浅草に生まれ育った貞子は、幼い頃から当たり前に家事を手伝った。だから体がコツを覚えている。暇な日にゴボウや干し椎茸を細かく刻んで煮込んだ「すしのもと」を作っておけば、忙しいときでも酢飯に混ぜるだけで一品できる。食べ残しのパンの耳はパン粉に、梅酢にしたあとの梅の実は砂糖を加えてジャムにと無駄がない。こうした工夫は食のみならず。家はこざっぱりしていないと休まらないから、折々に掃除する。ドラマの台詞を繰り返しながら、庭の雑草を抜けば一石二鳥。家事は一番の美容体操と思って、楽しんでこなすのが彼女の流なのだ。

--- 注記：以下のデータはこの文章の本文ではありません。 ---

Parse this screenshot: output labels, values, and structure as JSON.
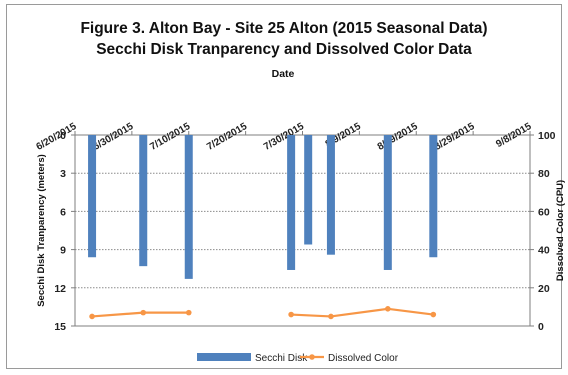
{
  "chart_data": {
    "type": "bar",
    "title_line1": "Figure 3. Alton Bay - Site 25 Alton (2015 Seasonal Data)",
    "title_line2": "Secchi Disk Tranparency and Dissolved Color Data",
    "xlabel": "Date",
    "x_ticks": [
      "6/20/2015",
      "6/30/2015",
      "7/10/2015",
      "7/20/2015",
      "7/30/2015",
      "8/9/2015",
      "8/19/2015",
      "8/29/2015",
      "9/8/2015"
    ],
    "x_range": [
      "2015-06-20",
      "2015-09-08"
    ],
    "ylabel_left": "Secchi Disk Tranparency (meters)",
    "ylim_left": [
      0,
      15
    ],
    "yticks_left": [
      0,
      3,
      6,
      9,
      12,
      15
    ],
    "left_axis_inverted": true,
    "ylabel_right": "Dissolved Color (CPU)",
    "ylim_right": [
      0,
      100
    ],
    "yticks_right": [
      0,
      20,
      40,
      60,
      80,
      100
    ],
    "grid": true,
    "legend_position": "bottom",
    "series": [
      {
        "name": "Secchi Disk",
        "kind": "bar",
        "axis": "left",
        "color": "#4f81bd",
        "points": [
          {
            "date": "2015-06-23",
            "value": 9.6
          },
          {
            "date": "2015-07-02",
            "value": 10.3
          },
          {
            "date": "2015-07-10",
            "value": 11.3
          },
          {
            "date": "2015-07-28",
            "value": 10.6
          },
          {
            "date": "2015-07-31",
            "value": 8.6
          },
          {
            "date": "2015-08-04",
            "value": 9.4
          },
          {
            "date": "2015-08-14",
            "value": 10.6
          },
          {
            "date": "2015-08-22",
            "value": 9.6
          }
        ]
      },
      {
        "name": "Dissolved Color",
        "kind": "line",
        "axis": "right",
        "color": "#f79646",
        "points": [
          {
            "date": "2015-06-23",
            "value": 5
          },
          {
            "date": "2015-07-02",
            "value": 7
          },
          {
            "date": "2015-07-10",
            "value": 7
          },
          {
            "date": "2015-07-28",
            "value": 6
          },
          {
            "date": "2015-08-04",
            "value": 5
          },
          {
            "date": "2015-08-14",
            "value": 9
          },
          {
            "date": "2015-08-22",
            "value": 6
          }
        ]
      }
    ]
  }
}
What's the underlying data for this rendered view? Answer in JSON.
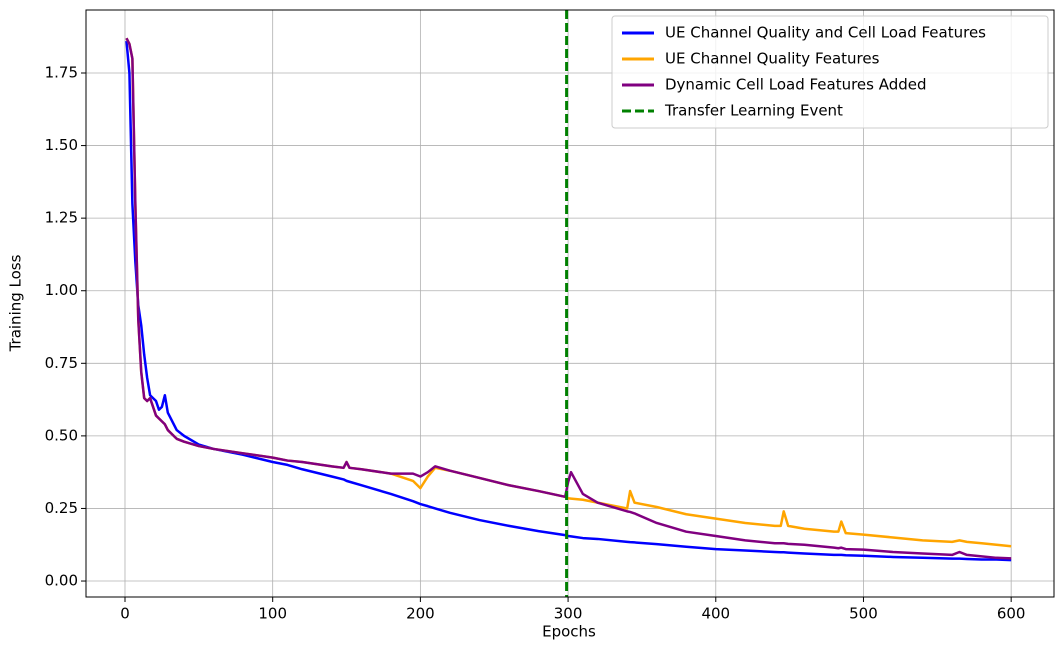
{
  "chart_data": {
    "type": "line",
    "xlabel": "Epochs",
    "ylabel": "Training Loss",
    "x": [
      1,
      3,
      5,
      7,
      9,
      11,
      13,
      15,
      17,
      19,
      21,
      23,
      25,
      27,
      29,
      31,
      35,
      40,
      50,
      60,
      80,
      100,
      110,
      120,
      140,
      148,
      150,
      152,
      160,
      180,
      195,
      200,
      205,
      210,
      220,
      240,
      260,
      280,
      298,
      300,
      302,
      310,
      320,
      340,
      342,
      345,
      360,
      380,
      400,
      420,
      440,
      444,
      446,
      449,
      460,
      480,
      483,
      485,
      488,
      500,
      520,
      540,
      560,
      565,
      570,
      580,
      590,
      600
    ],
    "series": [
      {
        "name": "UE Channel Quality and Cell Load Features",
        "color": "#0000ff",
        "values": [
          1.86,
          1.75,
          1.3,
          1.1,
          0.95,
          0.88,
          0.78,
          0.7,
          0.64,
          0.63,
          0.62,
          0.59,
          0.6,
          0.64,
          0.58,
          0.56,
          0.52,
          0.5,
          0.47,
          0.455,
          0.435,
          0.41,
          0.4,
          0.385,
          0.36,
          0.35,
          0.345,
          0.342,
          0.33,
          0.3,
          0.275,
          0.265,
          0.258,
          0.25,
          0.235,
          0.21,
          0.19,
          0.172,
          0.158,
          0.155,
          0.154,
          0.148,
          0.145,
          0.135,
          0.134,
          0.133,
          0.127,
          0.118,
          0.11,
          0.105,
          0.1,
          0.099,
          0.099,
          0.098,
          0.095,
          0.09,
          0.09,
          0.09,
          0.089,
          0.087,
          0.083,
          0.08,
          0.077,
          0.077,
          0.076,
          0.074,
          0.074,
          0.072
        ]
      },
      {
        "name": "UE Channel Quality Features",
        "color": "#ffa500",
        "values": [
          1.87,
          1.85,
          1.8,
          1.3,
          0.9,
          0.72,
          0.63,
          0.62,
          0.63,
          0.6,
          0.57,
          0.56,
          0.55,
          0.54,
          0.52,
          0.51,
          0.49,
          0.48,
          0.465,
          0.455,
          0.44,
          0.425,
          0.415,
          0.41,
          0.395,
          0.39,
          0.41,
          0.39,
          0.385,
          0.37,
          0.345,
          0.32,
          0.36,
          0.39,
          0.38,
          0.355,
          0.33,
          0.31,
          0.29,
          0.285,
          0.284,
          0.28,
          0.27,
          0.25,
          0.31,
          0.27,
          0.255,
          0.23,
          0.215,
          0.2,
          0.19,
          0.19,
          0.24,
          0.19,
          0.18,
          0.17,
          0.17,
          0.205,
          0.165,
          0.16,
          0.15,
          0.14,
          0.135,
          0.14,
          0.135,
          0.13,
          0.125,
          0.12
        ]
      },
      {
        "name": "Dynamic Cell Load Features Added",
        "color": "#800080",
        "values": [
          1.87,
          1.85,
          1.8,
          1.3,
          0.9,
          0.72,
          0.63,
          0.62,
          0.63,
          0.6,
          0.57,
          0.56,
          0.55,
          0.54,
          0.52,
          0.51,
          0.49,
          0.48,
          0.465,
          0.455,
          0.44,
          0.425,
          0.415,
          0.41,
          0.395,
          0.39,
          0.41,
          0.39,
          0.385,
          0.37,
          0.37,
          0.36,
          0.375,
          0.395,
          0.38,
          0.355,
          0.33,
          0.31,
          0.29,
          0.34,
          0.375,
          0.3,
          0.27,
          0.24,
          0.238,
          0.233,
          0.2,
          0.17,
          0.155,
          0.14,
          0.13,
          0.13,
          0.13,
          0.128,
          0.125,
          0.115,
          0.113,
          0.115,
          0.11,
          0.108,
          0.1,
          0.095,
          0.09,
          0.1,
          0.09,
          0.085,
          0.08,
          0.078
        ]
      }
    ],
    "vlines": [
      {
        "name": "Transfer Learning Event",
        "x": 299,
        "color": "#008000",
        "style": "dashed"
      }
    ],
    "xlim": [
      -26.4,
      629
    ],
    "ylim": [
      -0.055,
      1.967
    ],
    "xticks": [
      0,
      100,
      200,
      300,
      400,
      500,
      600
    ],
    "yticks": [
      {
        "value": 0,
        "label": "0.00"
      },
      0.25,
      {
        "value": 0.5,
        "label": "0.50"
      },
      0.75,
      {
        "value": 1,
        "label": "1.00"
      },
      1.25,
      {
        "value": 1.5,
        "label": "1.50"
      },
      1.75
    ],
    "grid": true,
    "legend": "upper right"
  }
}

家事と仕事の両立は、多くの働く女性が抱える悩みの種だ。どちらも中途半端だと自己嫌悪に陥ることもままあるだろう。貞子ですら、音を上げそうになったことは幾度もあると書いている。全自動の電化製品も少なく、夫と家事を分担する発想も乏しい時代だからなおのこと。ただどうせやらねばならないのなら、不満たらたらの仏頂面でこなすより、面白がったほうが得、とその暮らしぶりに教えられる気がする。だからこそ彼女は、八十を過ぎてもピンシャンとして肌つやもよく、所作も粋に整っていた。なにより老いても笑顔が冴え冴えと美しかった。日々を慈しんできた健やかさが身の隅々にまで宿っていたのだ。
[日本経済新聞朝刊女性面2013年8月10日付]
※「ヒロインは強し」では、直木賞作家の木内昇氏が歴史上の女性にフォーカス。男社会で奮闘した女性たちの葛藤を軽妙に描きます。